Tuesday, May 29, 2012

Nation & World

The road to Riyadh

A stillborn FBI inquiry and a money trail from the Saudi Embassy to two of the 9/11 hijackers

By Gloria Borger, Edward T. Pound and Linda Robinson
Posted 12/1/02

On October 9, members of the special congressional committee investigating the 9/11 attacks met privately with a key FBI witness. The next day, panel members were to meet in open session with CIA Director George Tenet and FBI Director Robert Mueller. After the FBI agent finished testifying, the open meetings with Tenet and Mueller were summarily canceled. Several members were "appalled" at what informed sources described as the "explosive" testimony of Special Agent Steven Butler, who recently retired from the FBI after his final posting in the bureau's San Diego field office.

Government officials told U.S. News that Butler disclosed that he had been monitoring a flow of Saudi Arabian money that wound up in the hands of two of the 9/11 hijackers. The two men had rented a room from a man Butler had used as a confidential informant, the sources say. According to officials familiar with his account, Butler said that he had alerted his superiors about the money flows but the warning went nowhere. "Butler is claiming . . . that people [in the FBI] didn't follow up," says a congressional source. Adds another: "He saw a pattern, a trail, and he told his supervisors, but it ended there."

Roommates. In a conversation outside his home in the gated Rancho Penasquitos community in San Diego, Butler told U.S. News, "It's very sensitive stuff." Wearing a Buffalo Bills cap, Butler said, "I'd love to talk to you guys," but added that he couldn't without permission from the Justice Department.

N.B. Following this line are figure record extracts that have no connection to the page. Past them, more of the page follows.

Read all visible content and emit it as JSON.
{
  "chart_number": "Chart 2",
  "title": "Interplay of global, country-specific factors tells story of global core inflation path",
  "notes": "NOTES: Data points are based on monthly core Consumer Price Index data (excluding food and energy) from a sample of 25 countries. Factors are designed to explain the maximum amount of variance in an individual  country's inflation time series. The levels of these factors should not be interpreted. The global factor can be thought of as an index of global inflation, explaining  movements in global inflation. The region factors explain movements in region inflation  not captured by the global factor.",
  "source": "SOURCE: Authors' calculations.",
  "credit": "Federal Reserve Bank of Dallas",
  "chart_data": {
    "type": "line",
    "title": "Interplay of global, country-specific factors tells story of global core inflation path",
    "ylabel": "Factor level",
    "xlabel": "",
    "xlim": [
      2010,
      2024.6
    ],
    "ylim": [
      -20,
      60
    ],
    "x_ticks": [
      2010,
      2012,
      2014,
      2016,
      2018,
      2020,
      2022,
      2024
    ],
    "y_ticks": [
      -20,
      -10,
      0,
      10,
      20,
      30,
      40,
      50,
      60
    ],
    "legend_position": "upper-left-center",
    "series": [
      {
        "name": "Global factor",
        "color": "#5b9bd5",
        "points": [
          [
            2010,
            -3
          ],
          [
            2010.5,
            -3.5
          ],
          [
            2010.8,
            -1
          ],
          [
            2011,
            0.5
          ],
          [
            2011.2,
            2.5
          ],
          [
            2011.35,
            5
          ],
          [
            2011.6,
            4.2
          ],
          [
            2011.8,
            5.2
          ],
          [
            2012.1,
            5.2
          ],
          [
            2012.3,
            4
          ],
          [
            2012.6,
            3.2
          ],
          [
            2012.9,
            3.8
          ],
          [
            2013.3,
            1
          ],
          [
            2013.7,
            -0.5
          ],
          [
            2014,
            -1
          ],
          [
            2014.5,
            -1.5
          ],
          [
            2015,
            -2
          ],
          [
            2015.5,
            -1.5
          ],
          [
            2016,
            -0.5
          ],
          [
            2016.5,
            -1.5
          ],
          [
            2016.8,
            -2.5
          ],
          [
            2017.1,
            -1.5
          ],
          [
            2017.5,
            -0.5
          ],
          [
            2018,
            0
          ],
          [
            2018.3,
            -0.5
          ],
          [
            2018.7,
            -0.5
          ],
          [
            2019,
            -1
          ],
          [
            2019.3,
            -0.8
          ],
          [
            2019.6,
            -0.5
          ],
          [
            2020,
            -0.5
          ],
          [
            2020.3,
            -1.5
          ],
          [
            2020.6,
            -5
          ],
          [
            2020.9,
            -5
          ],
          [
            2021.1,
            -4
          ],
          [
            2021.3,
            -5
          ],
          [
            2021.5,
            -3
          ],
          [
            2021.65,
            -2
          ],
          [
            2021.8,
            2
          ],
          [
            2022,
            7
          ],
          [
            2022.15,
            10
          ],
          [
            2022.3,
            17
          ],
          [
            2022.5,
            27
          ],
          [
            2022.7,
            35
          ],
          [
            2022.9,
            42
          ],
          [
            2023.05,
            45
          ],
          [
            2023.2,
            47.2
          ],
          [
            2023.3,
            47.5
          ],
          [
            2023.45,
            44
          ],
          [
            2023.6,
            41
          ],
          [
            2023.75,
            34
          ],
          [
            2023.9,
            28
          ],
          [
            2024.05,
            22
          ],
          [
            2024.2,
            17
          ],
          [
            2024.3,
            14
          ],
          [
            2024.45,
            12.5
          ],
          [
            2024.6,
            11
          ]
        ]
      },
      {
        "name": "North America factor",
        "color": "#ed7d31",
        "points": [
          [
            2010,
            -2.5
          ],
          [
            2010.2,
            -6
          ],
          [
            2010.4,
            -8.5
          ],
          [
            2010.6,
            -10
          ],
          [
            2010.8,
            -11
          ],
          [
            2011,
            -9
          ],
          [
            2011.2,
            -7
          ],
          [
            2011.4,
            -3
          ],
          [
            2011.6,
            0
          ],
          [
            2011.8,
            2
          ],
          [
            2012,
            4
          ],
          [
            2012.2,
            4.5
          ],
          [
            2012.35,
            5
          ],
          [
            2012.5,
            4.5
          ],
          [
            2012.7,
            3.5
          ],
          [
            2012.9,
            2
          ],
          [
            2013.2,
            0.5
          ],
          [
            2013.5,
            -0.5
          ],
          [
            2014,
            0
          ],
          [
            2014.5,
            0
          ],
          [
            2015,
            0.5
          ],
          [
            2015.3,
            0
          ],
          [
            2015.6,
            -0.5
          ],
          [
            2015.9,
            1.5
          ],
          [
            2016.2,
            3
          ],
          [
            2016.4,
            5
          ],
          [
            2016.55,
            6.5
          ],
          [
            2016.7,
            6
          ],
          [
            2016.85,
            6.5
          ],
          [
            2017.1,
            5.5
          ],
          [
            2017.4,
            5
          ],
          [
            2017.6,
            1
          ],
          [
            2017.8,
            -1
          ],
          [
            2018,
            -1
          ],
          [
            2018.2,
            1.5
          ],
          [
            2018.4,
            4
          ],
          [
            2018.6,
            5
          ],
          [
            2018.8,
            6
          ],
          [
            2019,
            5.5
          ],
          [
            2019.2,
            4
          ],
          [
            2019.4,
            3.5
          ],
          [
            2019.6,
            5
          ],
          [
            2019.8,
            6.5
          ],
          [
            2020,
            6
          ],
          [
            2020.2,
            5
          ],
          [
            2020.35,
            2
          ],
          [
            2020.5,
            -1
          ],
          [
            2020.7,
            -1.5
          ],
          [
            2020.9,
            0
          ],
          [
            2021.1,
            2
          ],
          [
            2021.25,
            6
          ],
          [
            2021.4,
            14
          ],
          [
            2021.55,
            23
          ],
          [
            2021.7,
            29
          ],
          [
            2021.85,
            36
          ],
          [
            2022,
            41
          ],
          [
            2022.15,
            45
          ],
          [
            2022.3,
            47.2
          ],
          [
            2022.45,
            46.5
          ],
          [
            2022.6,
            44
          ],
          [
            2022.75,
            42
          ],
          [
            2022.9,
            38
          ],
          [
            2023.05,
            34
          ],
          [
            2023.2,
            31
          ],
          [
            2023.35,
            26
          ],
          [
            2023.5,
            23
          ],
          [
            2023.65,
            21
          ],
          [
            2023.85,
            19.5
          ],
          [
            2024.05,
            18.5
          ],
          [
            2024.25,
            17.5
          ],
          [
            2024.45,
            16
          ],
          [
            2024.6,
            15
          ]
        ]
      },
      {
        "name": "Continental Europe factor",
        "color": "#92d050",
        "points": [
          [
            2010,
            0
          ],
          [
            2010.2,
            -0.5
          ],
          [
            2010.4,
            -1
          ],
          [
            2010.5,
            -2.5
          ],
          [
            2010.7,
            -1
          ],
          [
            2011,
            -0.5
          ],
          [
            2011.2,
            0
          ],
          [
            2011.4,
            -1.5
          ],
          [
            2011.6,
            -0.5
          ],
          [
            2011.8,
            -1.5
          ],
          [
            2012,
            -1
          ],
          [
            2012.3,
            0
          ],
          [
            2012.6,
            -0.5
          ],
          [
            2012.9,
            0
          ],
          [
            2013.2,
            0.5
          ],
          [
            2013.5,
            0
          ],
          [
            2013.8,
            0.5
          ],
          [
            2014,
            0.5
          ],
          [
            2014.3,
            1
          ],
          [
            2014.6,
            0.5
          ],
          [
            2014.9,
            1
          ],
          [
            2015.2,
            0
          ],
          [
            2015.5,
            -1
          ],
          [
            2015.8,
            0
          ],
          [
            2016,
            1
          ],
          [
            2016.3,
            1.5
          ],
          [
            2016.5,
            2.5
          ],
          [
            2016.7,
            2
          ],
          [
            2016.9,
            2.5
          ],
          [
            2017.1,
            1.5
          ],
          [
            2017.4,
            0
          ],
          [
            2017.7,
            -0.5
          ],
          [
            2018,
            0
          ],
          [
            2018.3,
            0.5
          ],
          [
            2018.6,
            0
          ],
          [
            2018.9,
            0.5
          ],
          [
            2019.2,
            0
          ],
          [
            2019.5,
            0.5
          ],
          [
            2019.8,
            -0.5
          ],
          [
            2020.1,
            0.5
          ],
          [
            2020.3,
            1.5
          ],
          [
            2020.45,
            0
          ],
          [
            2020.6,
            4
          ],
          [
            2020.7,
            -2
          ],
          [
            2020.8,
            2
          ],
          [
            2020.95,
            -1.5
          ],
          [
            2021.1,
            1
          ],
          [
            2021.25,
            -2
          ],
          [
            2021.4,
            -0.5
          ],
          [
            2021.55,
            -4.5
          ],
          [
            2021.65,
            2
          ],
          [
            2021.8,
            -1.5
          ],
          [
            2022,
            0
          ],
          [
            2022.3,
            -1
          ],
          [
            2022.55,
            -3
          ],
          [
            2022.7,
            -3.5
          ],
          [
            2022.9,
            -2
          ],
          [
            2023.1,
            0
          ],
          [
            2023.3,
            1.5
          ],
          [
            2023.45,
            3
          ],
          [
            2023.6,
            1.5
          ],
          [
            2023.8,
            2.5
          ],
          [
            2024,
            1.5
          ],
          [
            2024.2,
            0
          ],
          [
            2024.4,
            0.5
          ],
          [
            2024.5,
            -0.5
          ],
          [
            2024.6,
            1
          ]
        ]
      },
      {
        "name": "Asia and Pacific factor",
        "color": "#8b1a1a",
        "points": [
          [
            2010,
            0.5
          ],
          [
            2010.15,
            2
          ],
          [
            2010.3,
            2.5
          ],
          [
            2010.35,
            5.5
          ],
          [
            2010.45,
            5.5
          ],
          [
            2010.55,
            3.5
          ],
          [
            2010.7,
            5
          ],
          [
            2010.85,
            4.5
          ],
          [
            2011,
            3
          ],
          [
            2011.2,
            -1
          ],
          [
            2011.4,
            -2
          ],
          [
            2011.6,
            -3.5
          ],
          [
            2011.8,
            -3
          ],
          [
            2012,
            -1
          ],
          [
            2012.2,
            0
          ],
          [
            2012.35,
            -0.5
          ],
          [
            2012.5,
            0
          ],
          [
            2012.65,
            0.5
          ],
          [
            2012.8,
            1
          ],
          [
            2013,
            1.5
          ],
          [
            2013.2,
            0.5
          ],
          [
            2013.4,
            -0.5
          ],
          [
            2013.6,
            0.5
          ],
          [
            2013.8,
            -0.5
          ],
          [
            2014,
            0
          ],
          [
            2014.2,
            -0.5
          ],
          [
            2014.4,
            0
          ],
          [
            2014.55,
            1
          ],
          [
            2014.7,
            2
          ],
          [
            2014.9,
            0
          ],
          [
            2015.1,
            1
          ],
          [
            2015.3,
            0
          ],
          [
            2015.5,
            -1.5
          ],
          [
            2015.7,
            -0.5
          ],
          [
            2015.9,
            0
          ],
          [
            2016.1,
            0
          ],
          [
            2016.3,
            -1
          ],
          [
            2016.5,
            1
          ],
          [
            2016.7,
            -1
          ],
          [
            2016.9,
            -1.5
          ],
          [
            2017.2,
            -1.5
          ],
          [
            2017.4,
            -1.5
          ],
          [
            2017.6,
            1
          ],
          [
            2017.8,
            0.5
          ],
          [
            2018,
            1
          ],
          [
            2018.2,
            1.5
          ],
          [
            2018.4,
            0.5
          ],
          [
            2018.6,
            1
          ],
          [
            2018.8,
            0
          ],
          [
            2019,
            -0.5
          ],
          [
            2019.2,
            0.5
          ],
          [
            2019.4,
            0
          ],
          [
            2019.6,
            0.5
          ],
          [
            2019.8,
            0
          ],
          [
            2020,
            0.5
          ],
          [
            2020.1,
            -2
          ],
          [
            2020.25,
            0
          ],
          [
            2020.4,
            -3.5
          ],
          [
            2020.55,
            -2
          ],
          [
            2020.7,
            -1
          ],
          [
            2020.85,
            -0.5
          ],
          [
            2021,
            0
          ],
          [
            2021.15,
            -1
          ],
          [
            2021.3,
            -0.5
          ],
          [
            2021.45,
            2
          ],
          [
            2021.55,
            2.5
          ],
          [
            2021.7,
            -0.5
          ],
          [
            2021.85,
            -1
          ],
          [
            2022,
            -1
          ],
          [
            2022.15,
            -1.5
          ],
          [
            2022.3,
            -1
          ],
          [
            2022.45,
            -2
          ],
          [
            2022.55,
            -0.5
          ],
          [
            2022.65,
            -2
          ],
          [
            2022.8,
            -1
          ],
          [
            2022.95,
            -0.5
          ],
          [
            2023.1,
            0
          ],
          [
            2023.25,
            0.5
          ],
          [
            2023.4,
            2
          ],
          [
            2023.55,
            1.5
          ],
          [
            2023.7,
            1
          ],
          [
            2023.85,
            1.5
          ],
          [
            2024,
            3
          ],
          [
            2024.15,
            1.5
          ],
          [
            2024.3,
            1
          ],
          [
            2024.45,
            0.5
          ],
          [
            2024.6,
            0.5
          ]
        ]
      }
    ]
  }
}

Butler's testimony comes after disclosures that FBI executives failed to take action in response to memorandums by agency lawyers and agents in Minneapolis and Phoenix about suspicious activities involving young Muslim men enrolled in flight schools. One of the men, Zacarias Moussaoui, the so-called 20th hijacker, is awaiting trial on charges stemming from the attacks.

In his closed-door appearance on Capitol Hill, Butler described his dealings with a leader in San Diego's Muslim community, a 68-year-old man named Abdussattar Shaikh. In 2000, Shaikh rented a room in his house in a San Diego suburb, Lemon Grove, to Khalid Almihdhar and Nawaf Alhazmi. Almihdhar and Alhazmi helped hijack American Airlines Flight 77, which crashed into the Pentagon. Shaikh did not respond to a phone message.

After Butler testified, Eleanor Hill, the staff director for the 9/11 committee, detailed his statements in a memo to the Justice Department. Justice officials, saying Butler's testimony is classified, declined comment. FBI officials also declined comment, saying they are pursuing "all investigative leads . . . in a thorough and confidential manner."

FBI agents and CIA officers reconstructing the activities of the 19 hijackers were intrigued by two men, Osama Basnan and Omar al-Bayoumi, Saudi nationals who lived in the United States, despite having been charged with visa fraud. Investigators say Bayoumi helped Almihdhar and Alhazmi pay their rent and even threw them a party. According to Newsweek, Bayoumi also helped the two men open a bank account and called flight schools in Florida to arrange flying lessons for them.